A Substituta
Autora: Érika
"Saint Seiya" é propriedade de Masami Kurumada, Shueisha e Toei Animation.
Capítulo 2 - Parte 4
Shun, Ikki e Hyoga encontravam-se em outra parte do Santuário. Eles estavam sentados lado a lado, mas mantinham-se calados, havia um certo distanciamento entre eles, como se estivessem muito longe uns dos outros. E realmente era o que acontecia naquele momento, pois cada um estava imerso em seus próprios pensamentos.
Shun sentia um imenso cansaço mental, fruto de suas incertezas e receios. Seu pensamento insistia em voltar no tempo, quando ele ainda era somente um pobre garotinho, do qual todos zombavam. Contudo, ele não era infeliz, pois tinha seu irmão para protegê-lo de qualquer pessoa ou perigo. Mas então chegou o dia em que eles tiveram que ir embora do orfanato, e Ikki fora para um destino que não era o dele, e durante longos oito anos eles estiveram separados, vítimas de um caminho que não haviam escolhido. E depois... Ikki convertera-se em um desconhecido, apenas uma vaga lembrança daquele irmão que sempre o defendia de tudo e de todos. No entanto, não demorara muito para que ele voltasse a ser o mesmo de antes. Claro, continuava tendo um gênio muito difícil, mas essa era a sua personalidade, não havia como modificá-la. Todavia, Shun sentia-se inquieto; perdera algo muito precioso para ele, pois os anos em que ele e o irmão não estiveram juntos eram irrecuperáveis.
Era verdade que ele nunca pensara muito nisso antes, mas também não tivera tempo, porque tudo acontecera rapidamente: o Torneio Intergaláctico, a aparição de um estranho chamado Ikki, outras lutas, a suposta morte de seu irmão, seu reaparecimento... e tantas outras batalhas, até a derradeira. Entretanto, Shun não queria deter-se neste ponto, na batalha contra Hades, mas era inevitável, porque sua culpa era real, já que, usando seu corpo, Hades causara muitos males.

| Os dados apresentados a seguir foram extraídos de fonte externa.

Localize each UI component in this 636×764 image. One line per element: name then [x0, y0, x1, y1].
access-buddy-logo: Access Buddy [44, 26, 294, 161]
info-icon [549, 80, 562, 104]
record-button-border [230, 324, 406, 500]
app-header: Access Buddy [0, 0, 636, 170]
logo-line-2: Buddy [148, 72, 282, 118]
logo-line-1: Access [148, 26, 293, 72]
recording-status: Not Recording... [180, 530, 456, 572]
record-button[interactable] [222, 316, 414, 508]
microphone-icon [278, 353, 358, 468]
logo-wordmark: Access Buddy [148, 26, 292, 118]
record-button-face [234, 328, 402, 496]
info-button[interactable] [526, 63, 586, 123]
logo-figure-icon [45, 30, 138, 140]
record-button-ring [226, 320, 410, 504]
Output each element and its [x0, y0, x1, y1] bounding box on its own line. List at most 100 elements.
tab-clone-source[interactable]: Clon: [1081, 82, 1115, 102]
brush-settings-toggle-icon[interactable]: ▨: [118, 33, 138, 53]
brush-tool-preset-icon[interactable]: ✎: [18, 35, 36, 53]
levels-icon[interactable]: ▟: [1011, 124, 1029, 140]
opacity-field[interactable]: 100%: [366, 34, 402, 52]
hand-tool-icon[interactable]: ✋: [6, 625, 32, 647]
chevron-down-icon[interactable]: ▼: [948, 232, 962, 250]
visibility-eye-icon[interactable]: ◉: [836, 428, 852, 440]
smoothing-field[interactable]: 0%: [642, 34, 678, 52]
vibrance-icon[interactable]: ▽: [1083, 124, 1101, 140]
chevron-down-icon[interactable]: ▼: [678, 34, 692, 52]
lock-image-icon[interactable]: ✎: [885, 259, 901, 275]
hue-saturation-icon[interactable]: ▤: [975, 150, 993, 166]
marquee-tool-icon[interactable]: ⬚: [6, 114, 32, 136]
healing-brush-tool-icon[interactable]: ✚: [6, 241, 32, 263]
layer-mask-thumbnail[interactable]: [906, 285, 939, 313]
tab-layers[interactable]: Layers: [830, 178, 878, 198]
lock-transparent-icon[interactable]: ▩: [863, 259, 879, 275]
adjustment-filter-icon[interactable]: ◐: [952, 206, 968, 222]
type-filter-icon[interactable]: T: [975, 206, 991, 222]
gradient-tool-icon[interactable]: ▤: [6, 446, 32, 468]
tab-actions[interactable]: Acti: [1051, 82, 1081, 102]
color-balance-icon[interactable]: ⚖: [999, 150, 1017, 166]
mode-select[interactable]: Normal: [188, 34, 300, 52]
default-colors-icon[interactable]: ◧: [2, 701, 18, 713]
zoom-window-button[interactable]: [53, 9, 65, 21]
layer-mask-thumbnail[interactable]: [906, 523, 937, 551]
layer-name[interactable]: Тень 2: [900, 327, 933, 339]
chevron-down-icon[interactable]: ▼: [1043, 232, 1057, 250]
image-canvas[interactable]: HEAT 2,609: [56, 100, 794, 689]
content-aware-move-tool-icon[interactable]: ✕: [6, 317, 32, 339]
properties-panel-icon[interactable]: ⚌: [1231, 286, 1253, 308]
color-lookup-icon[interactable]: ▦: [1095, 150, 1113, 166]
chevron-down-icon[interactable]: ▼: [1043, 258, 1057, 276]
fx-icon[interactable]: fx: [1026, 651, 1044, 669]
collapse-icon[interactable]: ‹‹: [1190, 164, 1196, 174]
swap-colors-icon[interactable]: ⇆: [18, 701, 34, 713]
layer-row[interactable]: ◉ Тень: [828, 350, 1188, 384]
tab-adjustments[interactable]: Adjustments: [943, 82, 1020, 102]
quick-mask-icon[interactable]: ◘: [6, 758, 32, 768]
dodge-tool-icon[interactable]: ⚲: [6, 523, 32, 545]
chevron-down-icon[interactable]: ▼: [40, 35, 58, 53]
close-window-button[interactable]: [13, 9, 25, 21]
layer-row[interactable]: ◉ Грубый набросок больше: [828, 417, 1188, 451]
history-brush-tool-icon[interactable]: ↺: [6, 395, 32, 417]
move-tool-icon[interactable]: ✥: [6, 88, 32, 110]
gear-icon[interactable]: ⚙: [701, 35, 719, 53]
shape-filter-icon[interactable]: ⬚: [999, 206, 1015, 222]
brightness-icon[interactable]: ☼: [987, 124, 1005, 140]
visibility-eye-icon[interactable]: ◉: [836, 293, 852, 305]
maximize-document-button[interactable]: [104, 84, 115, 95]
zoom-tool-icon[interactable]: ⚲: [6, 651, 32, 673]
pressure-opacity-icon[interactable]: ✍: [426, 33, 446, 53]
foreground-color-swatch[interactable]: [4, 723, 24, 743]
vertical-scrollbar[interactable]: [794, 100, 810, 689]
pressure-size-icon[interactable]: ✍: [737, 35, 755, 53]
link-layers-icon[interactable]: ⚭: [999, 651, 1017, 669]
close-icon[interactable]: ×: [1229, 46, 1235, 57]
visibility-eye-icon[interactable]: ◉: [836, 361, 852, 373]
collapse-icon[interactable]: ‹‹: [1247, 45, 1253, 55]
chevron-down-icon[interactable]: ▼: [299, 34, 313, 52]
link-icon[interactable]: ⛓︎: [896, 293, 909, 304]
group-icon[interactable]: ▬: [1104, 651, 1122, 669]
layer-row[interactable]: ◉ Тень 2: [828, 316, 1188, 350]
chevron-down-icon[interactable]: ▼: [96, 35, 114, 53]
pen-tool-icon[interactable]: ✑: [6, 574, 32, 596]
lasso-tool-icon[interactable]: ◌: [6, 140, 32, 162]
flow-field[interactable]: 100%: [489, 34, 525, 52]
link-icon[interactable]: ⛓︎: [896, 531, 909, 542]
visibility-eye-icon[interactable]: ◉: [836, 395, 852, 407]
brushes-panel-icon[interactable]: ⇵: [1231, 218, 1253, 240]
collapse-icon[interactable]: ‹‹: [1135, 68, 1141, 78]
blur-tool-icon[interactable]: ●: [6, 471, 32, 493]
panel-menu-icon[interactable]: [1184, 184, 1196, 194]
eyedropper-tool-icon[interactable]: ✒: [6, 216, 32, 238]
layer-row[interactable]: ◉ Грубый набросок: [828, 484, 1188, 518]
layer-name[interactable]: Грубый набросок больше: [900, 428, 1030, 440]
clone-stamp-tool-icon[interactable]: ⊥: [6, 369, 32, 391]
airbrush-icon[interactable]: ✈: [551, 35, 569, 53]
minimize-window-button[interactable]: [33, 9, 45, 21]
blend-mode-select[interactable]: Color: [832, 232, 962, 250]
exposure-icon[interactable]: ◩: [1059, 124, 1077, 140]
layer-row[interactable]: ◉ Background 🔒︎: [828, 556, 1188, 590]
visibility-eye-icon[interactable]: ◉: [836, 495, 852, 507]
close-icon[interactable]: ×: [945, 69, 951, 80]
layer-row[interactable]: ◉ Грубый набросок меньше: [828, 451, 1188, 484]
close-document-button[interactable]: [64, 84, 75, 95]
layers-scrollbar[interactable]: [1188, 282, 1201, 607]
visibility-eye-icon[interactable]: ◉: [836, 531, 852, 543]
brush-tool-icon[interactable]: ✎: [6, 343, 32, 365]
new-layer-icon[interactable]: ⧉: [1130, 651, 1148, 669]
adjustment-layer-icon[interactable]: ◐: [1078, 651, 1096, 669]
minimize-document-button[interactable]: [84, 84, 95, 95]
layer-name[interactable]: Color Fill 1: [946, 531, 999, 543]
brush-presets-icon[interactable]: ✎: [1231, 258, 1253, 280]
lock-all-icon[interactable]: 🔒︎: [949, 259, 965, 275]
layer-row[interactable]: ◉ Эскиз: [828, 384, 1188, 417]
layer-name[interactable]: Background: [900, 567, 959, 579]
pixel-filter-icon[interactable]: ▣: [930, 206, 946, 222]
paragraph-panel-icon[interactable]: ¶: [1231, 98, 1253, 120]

"Se eu fosse mais forte... Eu sucumbi ao domínio daquele deus... e Seiya morreu. Por outro lado, eu deveria sentir-me um pouco consolado, pois meu irmão está aqui comigo, meus outros amigos sobreviveram... mas um deles morreu. E o único que deveria expiar suas culpas com a morte sou eu. Além disso, eu sou fraco, dependente... Não há dúvida de que os deuses gostam de se divertir conosco, meros mortais, porque é ilógico que Seiya, que sempre fora tão forte e valente, já não esteja entre nós e, em troca, eu esteja aqui" , pensou Shun amargamente. Porém, logo em seguida ele corrigiu seus pensamentos: não, não era ilógico, ele tinha mesmo que sobreviver para pagar por seus erros, seria injusto que ele também tivesse morrido e, assim, pudesse esquecer. Nada disso, ele tinha que viver, pelo sacrifício que Seiya fizera. E no entanto, Shun sabia perfeitamente que já não poderia esperar mais nada da vida ; não havia esperança, apenas um futuro muito escuro, pois ele estava certo de que as lutas ainda não haviam terminado ; e neste momento, sentiu um medo indescritível. Mas não por ser supostamente covarde, e sim por estar condenado a viver naquele mundo tão triste.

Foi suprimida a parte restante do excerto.